Un expert affirme que les influenceurs ont été « remarqués ».Un expert affirme que les influenceurs ont été « remarqués ».
Un expert affirme que les influenceurs ont été « remarqués ». Crédit: Getty Images

Zhong estime que l’avertissement préalable de l’ASIC en 2022 a « mis l’industrie en garde » et créé une réelle incertitude pour les créateurs de contenu « opérant dans la zone grise entre l’éducation et le conseil ».

“Cela étant dit, les écosystèmes ne disparaissent pas, ils s’adaptent”, a-t-il déclaré.

“Le contenu des influenceurs est toujours très répandu sur TikTok, Instagram et YouTube, et de nouvelles voix continuent d’émerger.

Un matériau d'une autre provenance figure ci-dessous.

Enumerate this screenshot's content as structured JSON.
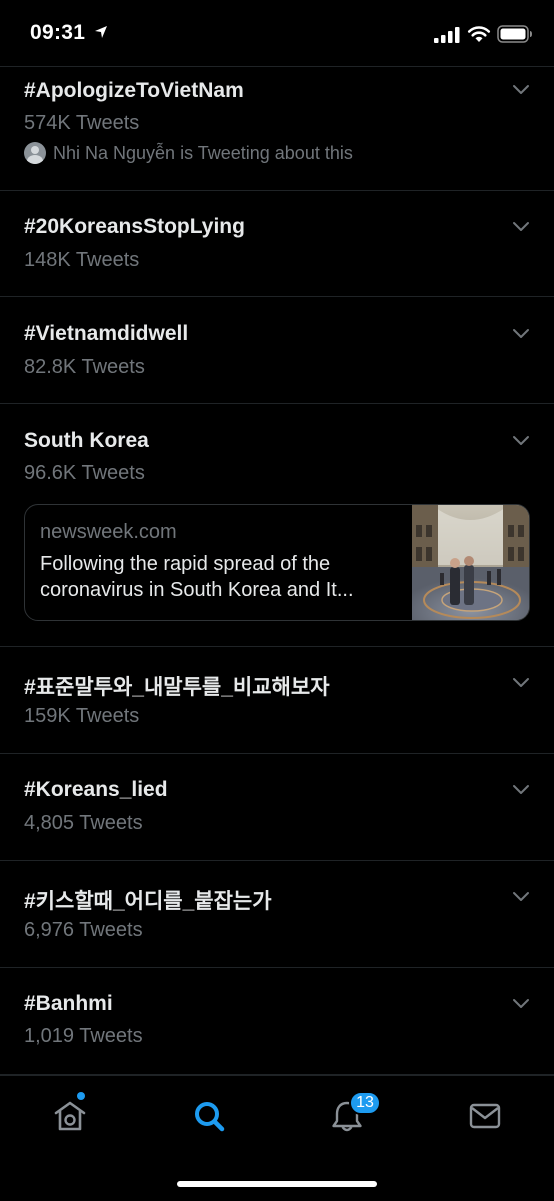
{
  "status": {
    "time": "09:31"
  },
  "trends": [
    {
      "title": "#ApologizeToVietNam",
      "count": "574K Tweets",
      "tweeting": "Nhi Na Nguyễn is Tweeting about this"
    },
    {
      "title": "#20KoreansStopLying",
      "count": "148K Tweets"
    },
    {
      "title": "#Vietnamdidwell",
      "count": "82.8K Tweets"
    },
    {
      "title": "South Korea",
      "count": "96.6K Tweets",
      "card": {
        "source": "newsweek.com",
        "line1": "Following the rapid spread of the",
        "line2": "coronavirus in South Korea and It..."
      }
    },
    {
      "title": "#표준말투와_내말투를_비교해보자",
      "count": "159K Tweets"
    },
    {
      "title": "#Koreans_lied",
      "count": "4,805 Tweets"
    },
    {
      "title": "#키스할때_어디를_붙잡는가",
      "count": "6,976 Tweets"
    },
    {
      "title": "#Banhmi",
      "count": "1,019 Tweets"
    }
  ],
  "tab_bar": {
    "tabs": [
      "home-icon",
      "search-icon",
      "notifications-icon",
      "messages-icon"
    ],
    "active": "search",
    "notification_count": "13"
  },
  "colors": {
    "accent": "#1d9bf0",
    "background": "#000000",
    "secondary_text": "#71767b"
  }
}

“Dans une certaine mesure, ils peuvent exercer une influence positive.

“À leur meilleur, les finfluenceurs ont amené des conversations sur les retraites, la budgétisation et l’investissement à des publics que les services financiers traditionnels n’avaient jamais atteint.

“Le danger demeure cependant. La frontière entre l’éducation financière et les conseils financiers personnels est facilement floue, et les adeptes connaissent rarement la différence.”

Les consommateurs et les investisseurs peuvent vérifier si une personne ou une entreprise est agréée ou autorisée à l’aide de l’outil de recherche d’enregistrement professionnel de l’ASIC et les activités suspectées d’influenceurs sans licence peuvent être signalées à l’ASIC via le site Web Comment se plaindre.